All of that fieldwork is conducted using a wide variety of tools at the disposal of the modern surveyor. Field conditions and other factors, like the size if the property and the number and density of improvements, will typically dictate the appropriate tools. They may include electronic total stations, robotic total stations, magnetic locators, GPS, ground/penetrating radar, utility locate technologies, aerial mapping, aerial photography, remote sensing, laser scanners and unmanned aerial vehicles (aka "drones"). More mundane tools like shovels and pick axes are usually required because the evidence that needs to be found and located is frequently, if not usually, beneath the surface.
After the boundary corners and lines have been retraced to the satisfaction of the surveyor, the surveyor will return to the field to set or reset any missing corner markers.

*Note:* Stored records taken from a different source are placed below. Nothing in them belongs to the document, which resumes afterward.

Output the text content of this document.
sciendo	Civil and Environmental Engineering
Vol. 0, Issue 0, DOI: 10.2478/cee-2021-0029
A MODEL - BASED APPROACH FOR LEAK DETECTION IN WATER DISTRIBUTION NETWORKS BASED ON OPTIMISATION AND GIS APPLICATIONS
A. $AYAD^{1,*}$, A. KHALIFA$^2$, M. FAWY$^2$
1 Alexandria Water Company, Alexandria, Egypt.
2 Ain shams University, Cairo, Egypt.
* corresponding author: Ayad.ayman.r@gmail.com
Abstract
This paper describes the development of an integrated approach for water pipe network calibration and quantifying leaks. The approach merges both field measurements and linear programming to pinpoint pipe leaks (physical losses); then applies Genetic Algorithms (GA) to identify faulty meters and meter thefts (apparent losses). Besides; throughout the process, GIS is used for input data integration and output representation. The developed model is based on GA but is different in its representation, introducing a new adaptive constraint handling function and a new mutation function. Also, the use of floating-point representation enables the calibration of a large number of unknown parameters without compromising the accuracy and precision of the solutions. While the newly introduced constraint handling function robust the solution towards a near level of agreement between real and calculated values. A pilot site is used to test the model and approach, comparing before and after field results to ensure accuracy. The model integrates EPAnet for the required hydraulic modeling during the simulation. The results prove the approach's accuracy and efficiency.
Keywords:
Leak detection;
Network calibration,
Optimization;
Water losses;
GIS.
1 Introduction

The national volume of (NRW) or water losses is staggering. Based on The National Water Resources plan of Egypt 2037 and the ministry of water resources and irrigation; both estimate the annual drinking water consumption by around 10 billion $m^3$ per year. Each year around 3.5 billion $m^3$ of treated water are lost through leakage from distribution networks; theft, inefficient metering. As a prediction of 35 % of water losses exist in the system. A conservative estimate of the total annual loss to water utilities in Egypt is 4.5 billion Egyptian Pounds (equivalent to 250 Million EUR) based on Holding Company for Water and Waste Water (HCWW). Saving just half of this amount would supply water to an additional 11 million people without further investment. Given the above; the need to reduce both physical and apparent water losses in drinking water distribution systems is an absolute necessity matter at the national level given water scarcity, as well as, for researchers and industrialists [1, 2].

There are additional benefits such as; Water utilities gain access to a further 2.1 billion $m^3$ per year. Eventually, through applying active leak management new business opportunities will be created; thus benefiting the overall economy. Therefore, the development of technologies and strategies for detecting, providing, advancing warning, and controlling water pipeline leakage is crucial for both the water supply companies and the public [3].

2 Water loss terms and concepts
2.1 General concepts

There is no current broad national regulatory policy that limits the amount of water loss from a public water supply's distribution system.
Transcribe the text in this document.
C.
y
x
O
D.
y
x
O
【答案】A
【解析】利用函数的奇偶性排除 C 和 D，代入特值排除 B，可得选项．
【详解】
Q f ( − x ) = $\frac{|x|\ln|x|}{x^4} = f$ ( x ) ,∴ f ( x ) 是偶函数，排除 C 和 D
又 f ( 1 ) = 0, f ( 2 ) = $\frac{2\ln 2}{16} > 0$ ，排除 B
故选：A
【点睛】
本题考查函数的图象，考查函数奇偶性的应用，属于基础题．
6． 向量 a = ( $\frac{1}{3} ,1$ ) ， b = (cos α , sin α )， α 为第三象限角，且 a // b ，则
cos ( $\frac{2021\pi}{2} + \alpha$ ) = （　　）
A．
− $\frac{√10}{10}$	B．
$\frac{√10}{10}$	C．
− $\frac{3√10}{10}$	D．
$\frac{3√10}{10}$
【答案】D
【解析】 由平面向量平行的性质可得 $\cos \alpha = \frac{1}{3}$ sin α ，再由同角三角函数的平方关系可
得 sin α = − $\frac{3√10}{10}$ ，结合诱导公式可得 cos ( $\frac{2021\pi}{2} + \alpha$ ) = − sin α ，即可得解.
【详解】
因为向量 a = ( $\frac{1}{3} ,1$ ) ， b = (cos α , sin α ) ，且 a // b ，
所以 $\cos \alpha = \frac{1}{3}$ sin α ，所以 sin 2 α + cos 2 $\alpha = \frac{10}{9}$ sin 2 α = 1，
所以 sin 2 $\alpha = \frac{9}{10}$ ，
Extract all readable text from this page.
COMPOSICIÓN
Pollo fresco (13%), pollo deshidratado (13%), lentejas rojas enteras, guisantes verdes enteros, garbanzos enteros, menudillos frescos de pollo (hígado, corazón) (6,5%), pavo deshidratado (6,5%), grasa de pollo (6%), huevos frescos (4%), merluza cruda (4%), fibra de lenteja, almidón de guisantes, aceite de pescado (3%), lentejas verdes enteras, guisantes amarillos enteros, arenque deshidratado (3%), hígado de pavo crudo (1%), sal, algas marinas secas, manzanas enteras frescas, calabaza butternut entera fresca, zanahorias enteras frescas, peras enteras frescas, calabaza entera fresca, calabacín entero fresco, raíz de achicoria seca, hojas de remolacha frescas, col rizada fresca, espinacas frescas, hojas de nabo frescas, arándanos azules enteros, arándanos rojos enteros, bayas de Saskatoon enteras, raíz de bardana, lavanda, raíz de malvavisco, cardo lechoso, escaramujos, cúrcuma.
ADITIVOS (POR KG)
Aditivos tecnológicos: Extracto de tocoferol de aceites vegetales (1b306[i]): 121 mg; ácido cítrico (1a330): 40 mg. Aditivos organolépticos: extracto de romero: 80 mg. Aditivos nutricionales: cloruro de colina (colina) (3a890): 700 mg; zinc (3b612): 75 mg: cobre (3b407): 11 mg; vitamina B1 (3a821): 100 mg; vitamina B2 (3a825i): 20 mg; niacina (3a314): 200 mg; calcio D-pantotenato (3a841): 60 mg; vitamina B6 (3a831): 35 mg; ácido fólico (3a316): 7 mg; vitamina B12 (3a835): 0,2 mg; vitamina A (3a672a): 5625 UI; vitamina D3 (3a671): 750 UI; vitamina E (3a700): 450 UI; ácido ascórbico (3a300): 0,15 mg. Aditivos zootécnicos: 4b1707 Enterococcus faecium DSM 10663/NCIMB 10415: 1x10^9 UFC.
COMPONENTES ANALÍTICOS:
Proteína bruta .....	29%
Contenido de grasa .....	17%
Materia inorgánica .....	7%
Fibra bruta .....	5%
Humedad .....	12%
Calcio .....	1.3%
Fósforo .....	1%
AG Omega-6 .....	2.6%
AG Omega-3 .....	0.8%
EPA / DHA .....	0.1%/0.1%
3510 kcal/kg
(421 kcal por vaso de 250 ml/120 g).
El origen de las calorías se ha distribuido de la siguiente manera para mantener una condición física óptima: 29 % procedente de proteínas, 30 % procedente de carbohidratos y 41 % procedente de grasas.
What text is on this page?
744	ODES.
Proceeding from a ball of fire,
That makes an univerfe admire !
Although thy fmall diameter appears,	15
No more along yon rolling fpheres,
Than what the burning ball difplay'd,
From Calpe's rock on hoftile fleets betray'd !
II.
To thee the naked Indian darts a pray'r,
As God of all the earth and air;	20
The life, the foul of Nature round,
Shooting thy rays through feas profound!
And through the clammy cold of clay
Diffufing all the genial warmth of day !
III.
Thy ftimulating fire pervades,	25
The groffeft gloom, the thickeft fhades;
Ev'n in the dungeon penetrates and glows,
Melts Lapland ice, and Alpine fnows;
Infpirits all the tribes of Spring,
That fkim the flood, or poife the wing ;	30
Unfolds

Then the plat/map of the survey is prepared to document those boundaries and all of the located features. The plat/map is prepared using any of a number of computed aided drafting (CAD) programs like Autodesk's AutoCAD, or applications that run inside AutoCAD. There are a number of other popular drafting/computing softwares used by surveyors such as Carlson.
The drafting process can be very automated with metadata on field-collected features being used to automatically create linework, connect up the related lines, place the appropriate symbols and even label boundary lines. Of course, presenting all of that data in a legible, readily understood form necessarily takes some manual adjustments of labelling locations, etc.
The plat/map must also show any gaps or overlaps with adjoining properties as revealed in the records, and the location and extent of any easements identified in the title commitment.
There are many notes required on a Land Title Survey such as those related to the depicted easements (e.g., recording information, whether shown, and, if not, why not). Other notes include, but are not limited to, those identifying problems or ambiguities relating to the boundary, areas that were inaccessible, and water boundary boundaries.
If the surveyor deems it appropriate to prepare a new property description based on the results of the survey, that will be undertaken with great care given to not inadvertently creating new title problems or confusion as to the boundaries and corners. A new description may be written to indicate new corner markers that were set or to reflect higher precision in measurements and dimensioning than the old description did. It should be noted, however, that just because there are differences between measured and record dimensions that most assuredly does not mean the old description is bad and needs rewritten. Like boundary locations, legal description interpretation is a function of legal principles, not mathematics.
Once the plat/map has been completed and any and all issues related to boundaries and easements resolved, it is sent out for review and comment by the interested parties (title company, lender and client/buyer). Any comments received will be reviewed and addressed if necessary, and the final plat/map then signed and sealed by the professional surveyor and sent to the interested parties.
Depending on the size and location of the property, the complexity of - or problems with -the legal description, the number and clarity of easements, and the amount of improvements and utilities on the property, the fee for a Land Title Survey can run from perhaps $2,000 at the very low end, to several hundred thousand dollars at the high end. The effort could take anywhere from about a week to several months.